Он не разъяснил, что означает “но”, потоптался на пороге с сигаретой в зубах и вышел. И Андрей прочитал маленькую заметку, вжимаясь затылком в подушку, с жаром волнения, ударившим в виски.

“Над некоторыми запятнавшими себя жестокостью преступниками, проявившими усердие 3 и 4 октября в дни массового убийства в Москве, неотвратимое возмездие уже свершилось: стало известно, что убито около пяти офицеров карательной дивизии Дзержинского, два катеневца из СВА (кто-то целенаправленно ведет отстрел его 12 “октябрьских героев”, которые из-за своей глупости и тщеславия имели неосторожность попасть в закрытом приложении соответствующего приказа в список награжденных за октябрьские события орденом “За личное мужество”: несколько русских, трое татар и лиц с двойным гражданством). По слухам, ликвидацией палачей занимаются отдельные честные офицеры и гражданские лица. Режим своим безрассудным беспределом вызвал на собственную голову самый опасный вид сопротивления — возмездие и ответный террор со стороны молчаливых одиночек, исчерпавших предел своего человеческого терпения и не верящих ни в какие организации или собрания”.
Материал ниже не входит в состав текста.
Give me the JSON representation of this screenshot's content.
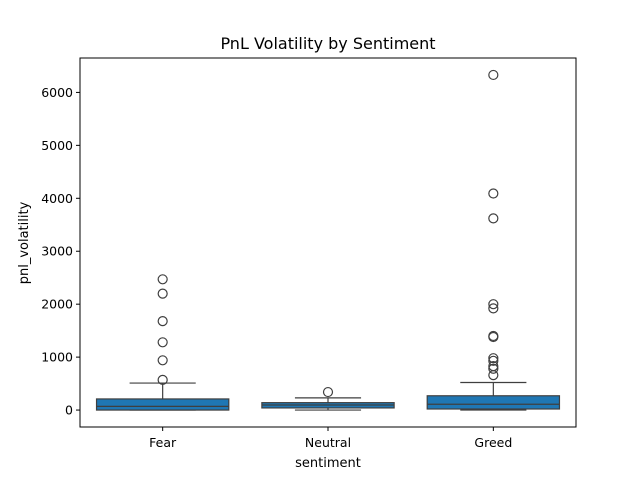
{
  "chart_data": {
    "type": "box",
    "title": "PnL Volatility by Sentiment",
    "xlabel": "sentiment",
    "ylabel": "pnl_volatility",
    "categories": [
      "Fear",
      "Neutral",
      "Greed"
    ],
    "ylim": [
      -320,
      6650
    ],
    "yticks": [
      0,
      1000,
      2000,
      3000,
      4000,
      5000,
      6000
    ],
    "box_color": "#1f77b4",
    "boxes": [
      {
        "category": "Fear",
        "whisker_low": 0,
        "q1": 0,
        "median": 70,
        "q3": 210,
        "whisker_high": 510,
        "outliers": [
          570,
          940,
          1280,
          1680,
          2200,
          2470
        ]
      },
      {
        "category": "Neutral",
        "whisker_low": 0,
        "q1": 40,
        "median": 95,
        "q3": 140,
        "whisker_high": 230,
        "outliers": [
          340
        ]
      },
      {
        "category": "Greed",
        "whisker_low": 0,
        "q1": 20,
        "median": 110,
        "q3": 270,
        "whisker_high": 520,
        "outliers": [
          660,
          780,
          830,
          930,
          980,
          1380,
          1400,
          1920,
          2000,
          3620,
          4090,
          6330
        ]
      }
    ],
    "grid": false,
    "legend": "none"
  }
}
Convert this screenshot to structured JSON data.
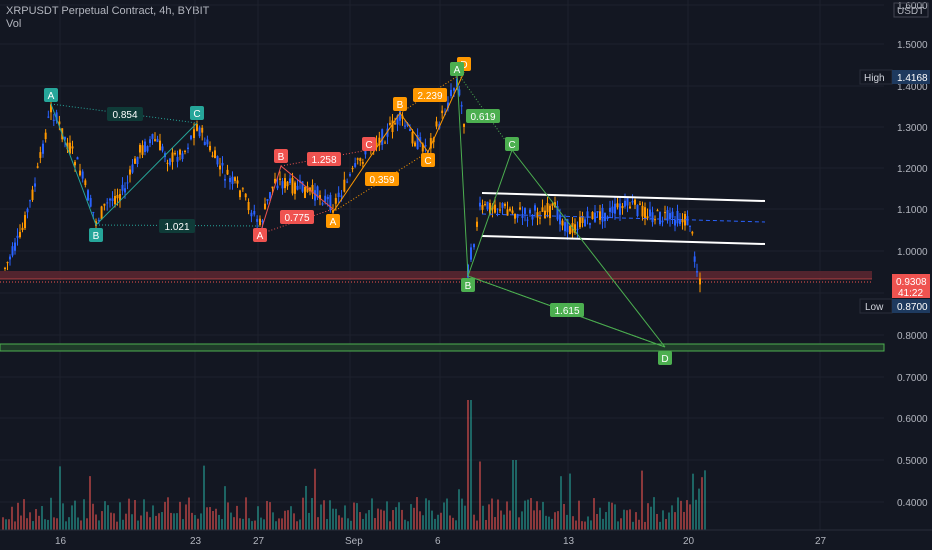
{
  "header": {
    "title": "XRPUSDT Perpetual Contract, 4h, BYBIT",
    "vol_label": "Vol"
  },
  "currency": "USDT",
  "price_axis": {
    "ticks": [
      "1.6000",
      "1.5000",
      "1.4000",
      "1.3000",
      "1.2000",
      "1.1000",
      "1.0000",
      "0.9000",
      "0.8000",
      "0.7000",
      "0.6000",
      "0.5000",
      "0.4000"
    ],
    "high_label": "High",
    "high_value": "1.4168",
    "current_price": "0.9308",
    "countdown": "41:22",
    "low_label": "Low",
    "low_value": "0.8700"
  },
  "time_axis": {
    "labels": [
      "16",
      "23",
      "27",
      "Sep",
      "6",
      "13",
      "20",
      "27"
    ]
  },
  "colors": {
    "bg": "#131722",
    "up": "#26a69a",
    "down": "#ef5350",
    "candle_blue": "#2962ff",
    "candle_orange": "#ff9800",
    "green": "#4caf50",
    "pattern_teal": "#26a69a",
    "pattern_red": "#ef5350",
    "pattern_orange": "#ff9800",
    "pattern_green": "#4caf50"
  },
  "patterns": {
    "teal": {
      "points": [
        "A",
        "B",
        "C"
      ],
      "ratios": [
        "0.854",
        "1.021"
      ]
    },
    "red": {
      "points": [
        "A",
        "B",
        "C"
      ],
      "ratios": [
        "1.258",
        "0.775"
      ]
    },
    "orange": {
      "points": [
        "A",
        "B",
        "C",
        "D"
      ],
      "ratios": [
        "2.239",
        "0.359"
      ]
    },
    "green": {
      "points": [
        "A",
        "B",
        "C",
        "D"
      ],
      "ratios": [
        "0.619",
        "1.615"
      ]
    }
  }
}
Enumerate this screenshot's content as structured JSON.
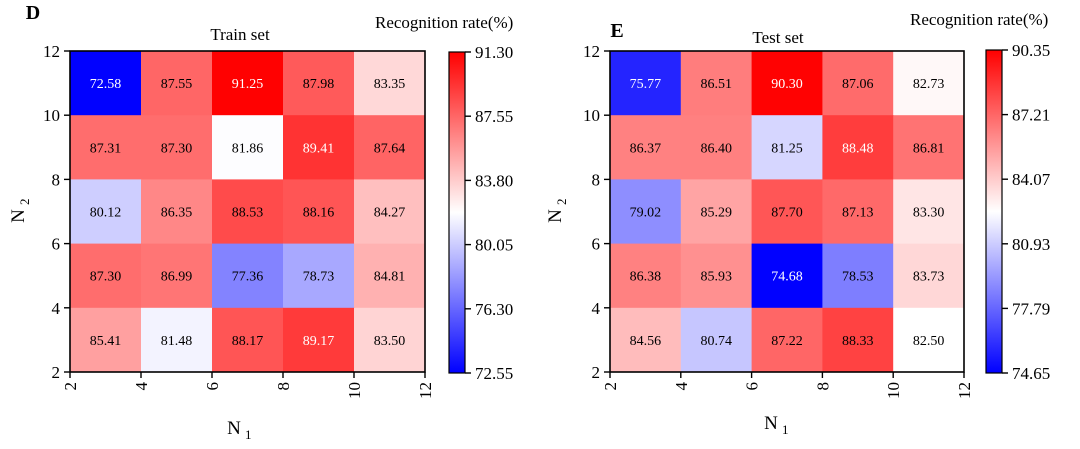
{
  "chart_data": [
    {
      "type": "heatmap",
      "panel": "D",
      "title": "Train set",
      "colorbar_title": "Recognition rate(%)",
      "colorbar_ticks": [
        "91.30",
        "87.55",
        "83.80",
        "80.05",
        "76.30",
        "72.55"
      ],
      "vmin": 72.55,
      "vmax": 91.3,
      "x_ticks": [
        "2",
        "4",
        "6",
        "8",
        "10",
        "12"
      ],
      "y_ticks": [
        "2",
        "4",
        "6",
        "8",
        "10",
        "12"
      ],
      "xlabel_main": "N",
      "xlabel_sub": "1",
      "ylabel_main": "N",
      "ylabel_sub": "2",
      "xlim": [
        2,
        12
      ],
      "ylim": [
        2,
        12
      ],
      "rows_top_to_bottom": [
        [
          72.58,
          87.55,
          91.25,
          87.98,
          83.35
        ],
        [
          87.31,
          87.3,
          81.86,
          89.41,
          87.64
        ],
        [
          80.12,
          86.35,
          88.53,
          88.16,
          84.27
        ],
        [
          87.3,
          86.99,
          77.36,
          78.73,
          84.81
        ],
        [
          85.41,
          81.48,
          88.17,
          89.17,
          83.5
        ]
      ],
      "labels_top_to_bottom": [
        [
          "72.58",
          "87.55",
          "91.25",
          "87.98",
          "83.35"
        ],
        [
          "87.31",
          "87.30",
          "81.86",
          "89.41",
          "87.64"
        ],
        [
          "80.12",
          "86.35",
          "88.53",
          "88.16",
          "84.27"
        ],
        [
          "87.30",
          "86.99",
          "77.36",
          "78.73",
          "84.81"
        ],
        [
          "85.41",
          "81.48",
          "88.17",
          "89.17",
          "83.50"
        ]
      ]
    },
    {
      "type": "heatmap",
      "panel": "E",
      "title": "Test set",
      "colorbar_title": "Recognition rate(%)",
      "colorbar_ticks": [
        "90.35",
        "87.21",
        "84.07",
        "80.93",
        "77.79",
        "74.65"
      ],
      "vmin": 74.65,
      "vmax": 90.35,
      "x_ticks": [
        "2",
        "4",
        "6",
        "8",
        "10",
        "12"
      ],
      "y_ticks": [
        "2",
        "4",
        "6",
        "8",
        "10",
        "12"
      ],
      "xlabel_main": "N",
      "xlabel_sub": "1",
      "ylabel_main": "N",
      "ylabel_sub": "2",
      "xlim": [
        2,
        12
      ],
      "ylim": [
        2,
        12
      ],
      "rows_top_to_bottom": [
        [
          75.77,
          86.51,
          90.3,
          87.06,
          82.73
        ],
        [
          86.37,
          86.4,
          81.25,
          88.48,
          86.81
        ],
        [
          79.02,
          85.29,
          87.7,
          87.13,
          83.3
        ],
        [
          86.38,
          85.93,
          74.68,
          78.53,
          83.73
        ],
        [
          84.56,
          80.74,
          87.22,
          88.33,
          82.5
        ]
      ],
      "labels_top_to_bottom": [
        [
          "75.77",
          "86.51",
          "90.30",
          "87.06",
          "82.73"
        ],
        [
          "86.37",
          "86.40",
          "81.25",
          "88.48",
          "86.81"
        ],
        [
          "79.02",
          "85.29",
          "87.70",
          "87.13",
          "83.30"
        ],
        [
          "86.38",
          "85.93",
          "74.68",
          "78.53",
          "83.73"
        ],
        [
          "84.56",
          "80.74",
          "87.22",
          "88.33",
          "82.50"
        ]
      ]
    }
  ],
  "colormap": {
    "low": "#0000ff",
    "mid": "#ffffff",
    "high": "#ff0000"
  }
}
“Значит, “возмездие”? Свидетели того страшного, что было в Москве? Они видели и запомнили тех кровавых молодцов, кто убивал, истязал? Вот они, героические одиночки, которые знают, что делать!”

Лежа на спине, он бессознательно скрестил на груди руки и бессознательно сильно стиснул плечи, чтобы не разрядить счастливое и злое волнение.

“Как прекрасно, как похвально закатывать молитвенно глаза при одном упоминании о непротивлении злу, — думал Андрей, смеясь над коридорной в редакциях газет болтовней после “путча” девяносто первого года. — Отходчивое сердце? Извечная доброта? Зачем русскому человеку змеиная печень? Все, что делается в России, исправит время. Все обойдется. Какая ненависть? К кому? К тем, кто захватил власть в Кремле? Они же в конечном счете, что ни говори, демократы. А примиренцы не выходили из дома в октябрьские дни, сидели у телевизора и верили, верили лжи, в коммуно-бандитский мятеж”.